The problem \eqref{eq:convergence_optimization} determines the worst-case convergence rate for a specific matrix $Q$. To address the problem we considered several classes of orthogonal matrices $Q$ (see more details in Section \ref{sec:orthogonal}) and performed a search across all eigenvectors of the matrix $Q^T$ ($\|Q^Tx\|_1 = \|\lambda x\|_1$). The results are presented in Table~\ref{tab:minmax}.

\paragraph{Matrix version of the algorithm.} As we delved into the nuances of matrix decomposition, leveraging the pioneering Kashin vector decomposition algorithm \ref{alg:kashin_vec} initially seemed a straightforward extension: vectorize the matrices and proceed with the decomposition. Yet, this simplistic approach soon revealed its limitations, especially when faced with matrices of even moderate size, such as the $768 \times 3072$ matrices encountered in the fully connected layers of the OPT-125m model. The challenge of managing large vectors soon made it clear that we needed a new approach. This led to the development of the Matrix Decomposition Kashin Algorithm (Algorithm~\ref{alg:kashin_mat}), an improved version of the earlier method, specifically created to tackle the difficulties involved in breaking down matrices.

\begin{algorithm}[tb]
   \caption{Matrix Decomposition Kashin Algorithm}
   \label{alg:kashin_mat}
\begin{algorithmic}
   \STATE {\bfseries Input:} Matrix $X \in \mathbb{R}^{m \times n}$, Orthogonal matrices $Q_1, Q_2$, Tolerance $\varepsilon > 0$
   \STATE {\bfseries Output:} Matrices $U, \hat{V} \in \mathbb{R}^{m \times n}$, such that $X \approx U + \hat{V} = U + Q_1 V Q_2^T$ and both $\text{Vec}(U)$ and $\text{Vec}(V)$ have small infinity norm.
   \STATE Initialize $U \gets 0^{m \times n}, \hat{V} \gets 0^{m \times n}$
   \STATE Define projection $\pi_X(Y) \coloneqq \dfrac{\text{Vec}(X)^{\top}\text{Vec}(Y)}{\|\text{Vec}(Y)\|_2^2} \cdot Y$
   \WHILE{$\|X - U - \hat{V}\| \geq \varepsilon$}
       \STATE $Y \gets Q_1^T X Q_2$
       \IF{$\|\text{Vec}(X)\|_1 > \|\text{Vec}(Y)\|_1$}
           \STATE $\pi \gets \pi_X(\text{Sign}(X))$
           \STATE $U \gets U + \pi$
       \ELSE
           \STATE $\pi \gets \pi_X(Q_1 \text{Sign}(Y) Q_2^{\top})$
           \STATE $\hat{V} \gets \hat{V} + \pi$
       \ENDIF
       \STATE $X \gets X - \pi$
   \ENDWHILE
   \STATE {\bfseries Return:} $X, U, \hat{V}$
\end{algorithmic}
\end{algorithm}

% The genesis of the proposed algorithm was inspired by a nuanced strategy: instead of a single rotation, we use two independent rotations. In the naive implementation to decompose a matrix of shape $m \times n$ one needs to store matrix $Q$ of shape $mn \times mn$, while the matrix version leads to memory reduction since we need to store $m \times m + n \times n$ for $Q_1$ and $Q_2$. Figure~\ref{fig:vector_vs_matrix} illustrates that the time needed for the same computations is notably less for the matrix version of the algorithm than for the vector one. 

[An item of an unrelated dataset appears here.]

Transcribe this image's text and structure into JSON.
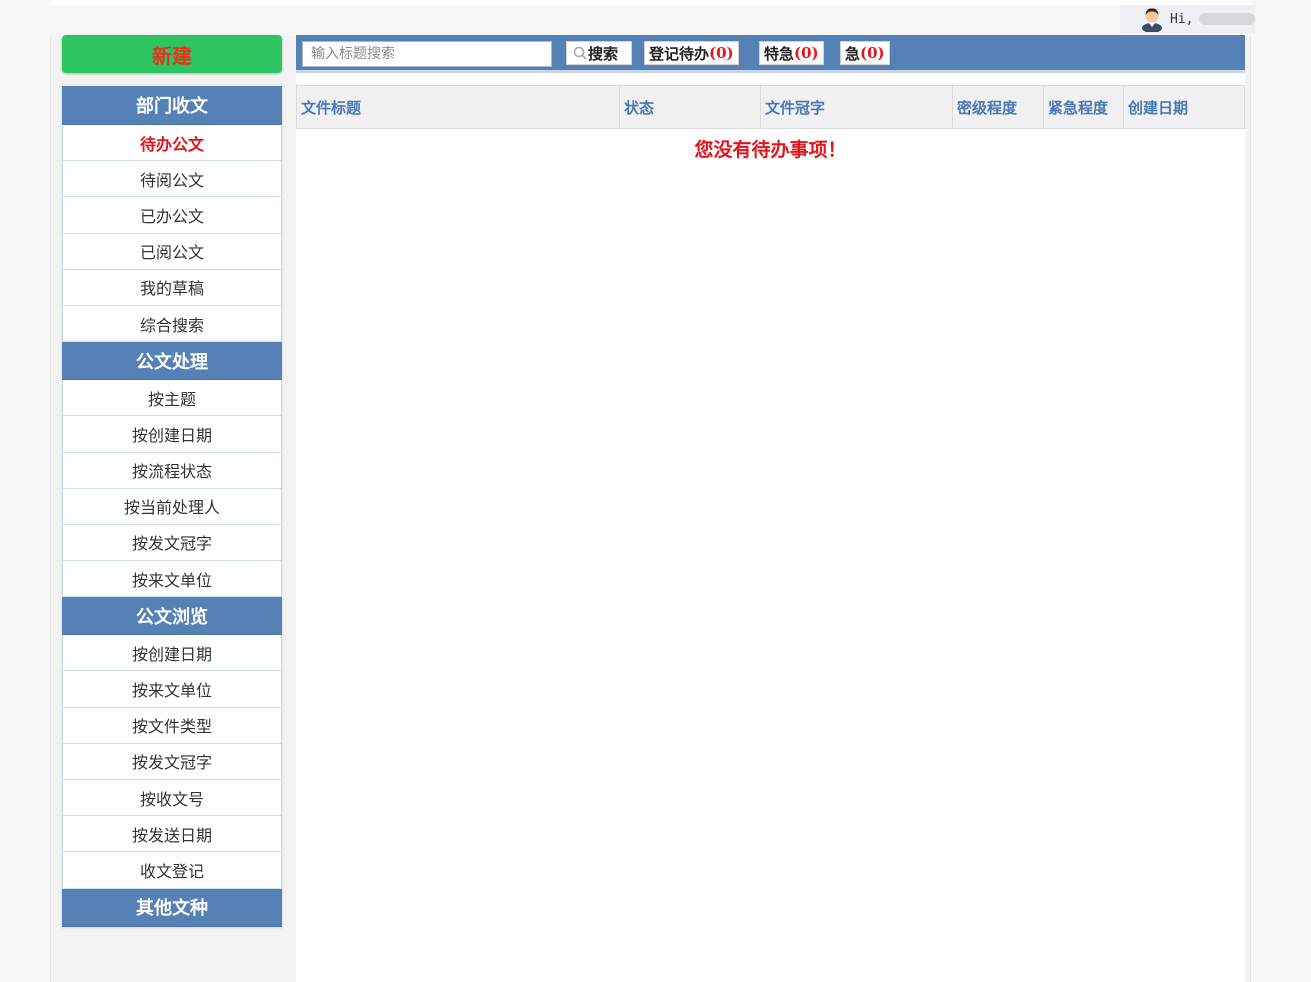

In the naive implementation to decompose a matrix of shape $m \times n$ one needs to store matrix $Q$ of shape $mn \times mn$, while the matrix version leads to memory reduction since we need to store $m \times m + n \times n$ for $Q_1$ and $Q_2$.
The genesis of the proposed Algorithm \ref{alg:kashin_mat} follows from the simple observation. Let's assume our orthogonal matrix $Q$ can be represented as a Kronecker product of two smaller orthogonal matrices $Q_1^T$ and $Q_2^T$:

\begin{equation}\label{eq:q_kron}
    Q = Q_2^T \otimes Q_1^T
\end{equation}

From the properties of Kronecker product, we get:

\begin{equation}
    (Q_2^T \otimes Q_1^T) \text{vec}(X) = \text{vec}(Q_1^T X Q_2)
\end{equation}

However, by assuming the special structure of $Q$ we might lose the robustness guaranteed for random orthogonal matrices (as proven in \citep{kashin1977diameters}, \citep{Lyubarskii_2010}). Indeed, as shown in \citep{guedon2008majorizing}, some discrete orthonormal systems produce slightly worse bounds. 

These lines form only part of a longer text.